Depp could easily afford this lawsuit, but most other people cannot. So an uptick in such suits is unlikely.
Frankly, for what it’s worth, I think both parties came away from the trial looking pretty bad. Even having watched small clips of the trial, it’s pretty clear they both have abusive and troubled personalities, and behaved badly during their relationship; and in my opinion, neither deserves much in the way of money, or public sympathy.
That said, I do think Depp’s first lawyer was rightfully held liable. Members of the bar are held to a higher standard, and the states’s Bar Association could discipline him – but we’ll see.
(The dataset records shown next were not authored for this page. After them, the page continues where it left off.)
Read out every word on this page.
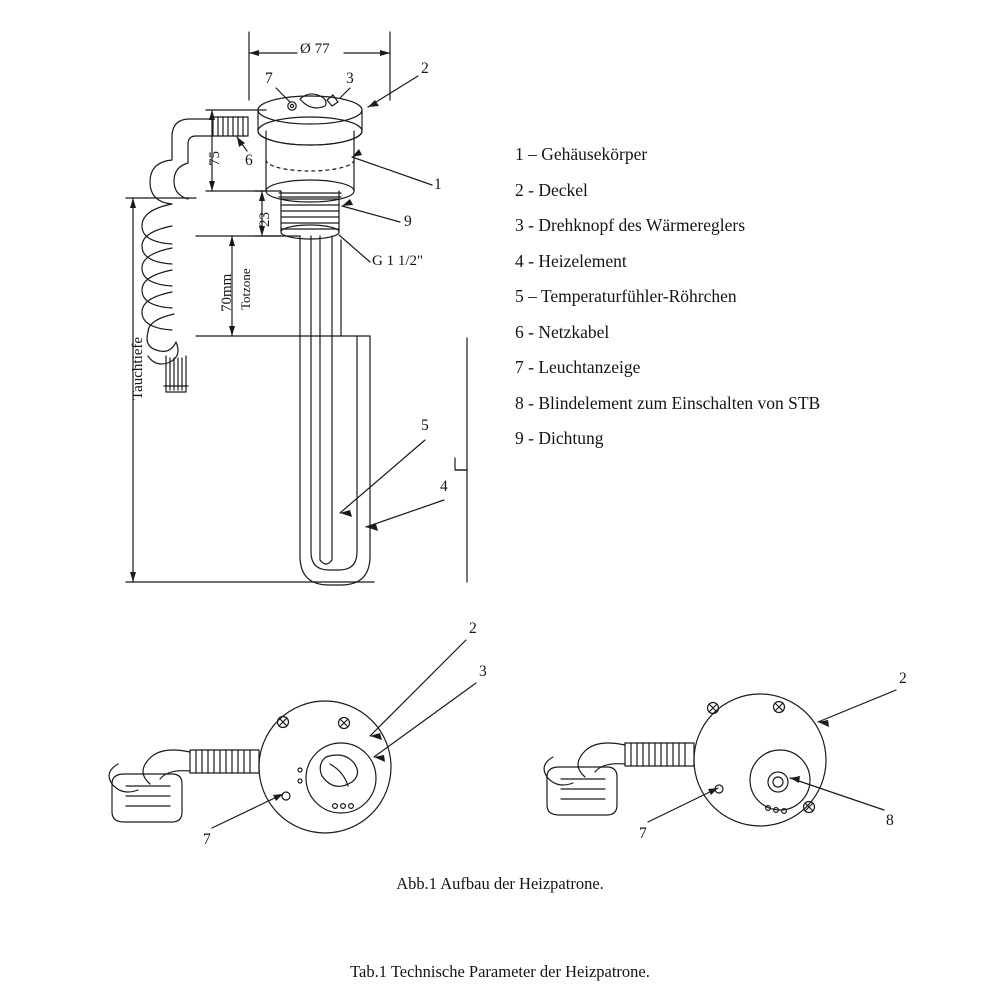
Ø 77
G 1 1/2"
75
23
70mm Totzone
Tauchtiefe
7	3
2
6
1
9
5
4
2
3
7
2
7
8
1 – Gehäusekörper
2 - Deckel
3 - Drehknopf des Wärmereglers
4 - Heizelement
5 – Temperaturfühler-Röhrchen
6 - Netzkabel
7 - Leuchtanzeige
8 - Blindelement zum Einschalten von STB
9 - Dichtung
Abb.1 Aufbau der Heizpatrone.
Tab.1 Technische Parameter der Heizpatrone.
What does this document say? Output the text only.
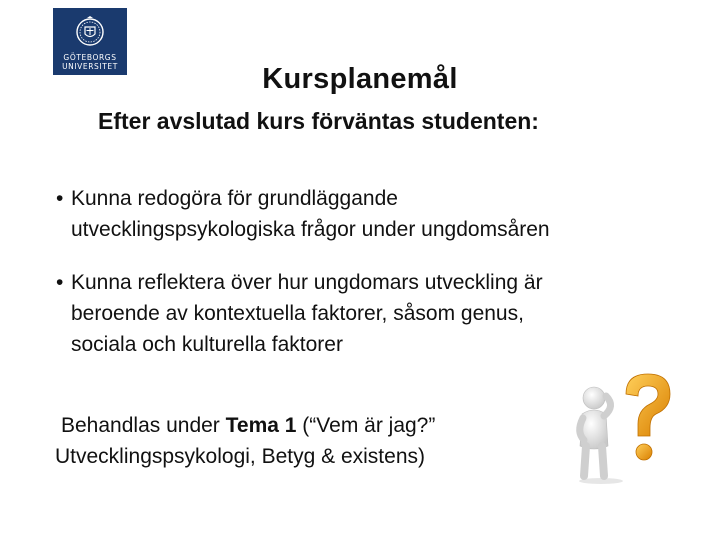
GÖTEBORGS
UNIVERSITET	Kursplanemål
Efter avslutad kurs förväntas studenten:
• Kunna redogöra för grundläggande
utvecklingspsykologiska frågor under ungdomsåren
• Kunna reflektera över hur ungdomars utveckling är
beroende av kontextuella faktorer, såsom genus,
sociala och kulturella faktorer
Behandlas under Tema 1 (“Vem är jag?”
Utvecklingspsykologi, Betyg & existens)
Interestingly, rock singer Marilyn Manson – who is a close buddy of Johnny Depp’s – is also now pursuing defamation proceedings against actress Evan Rachel Wood. This follows Wood speaking out and saying that the singer sexually assaulted and abused her during their former relationship. Several other women have also separately accused Manson of similar crimes, though, which greatly helps Wood corroborate her defense against defamation claims. Wood has publicly stated that she’s not scared.
Accordingly, this lawsuit should not stop anyone from pursuing justice if they’ve been abused or assaulted. It’s always scary and humiliating to do so no matter what, unfortunately, – and justice in such matters still doesn’t happen nearly as much as it should.
But we cannot let abusers and predators get away with it, because of the outcome of one celebrity trial in which the judge botched their job multiple times.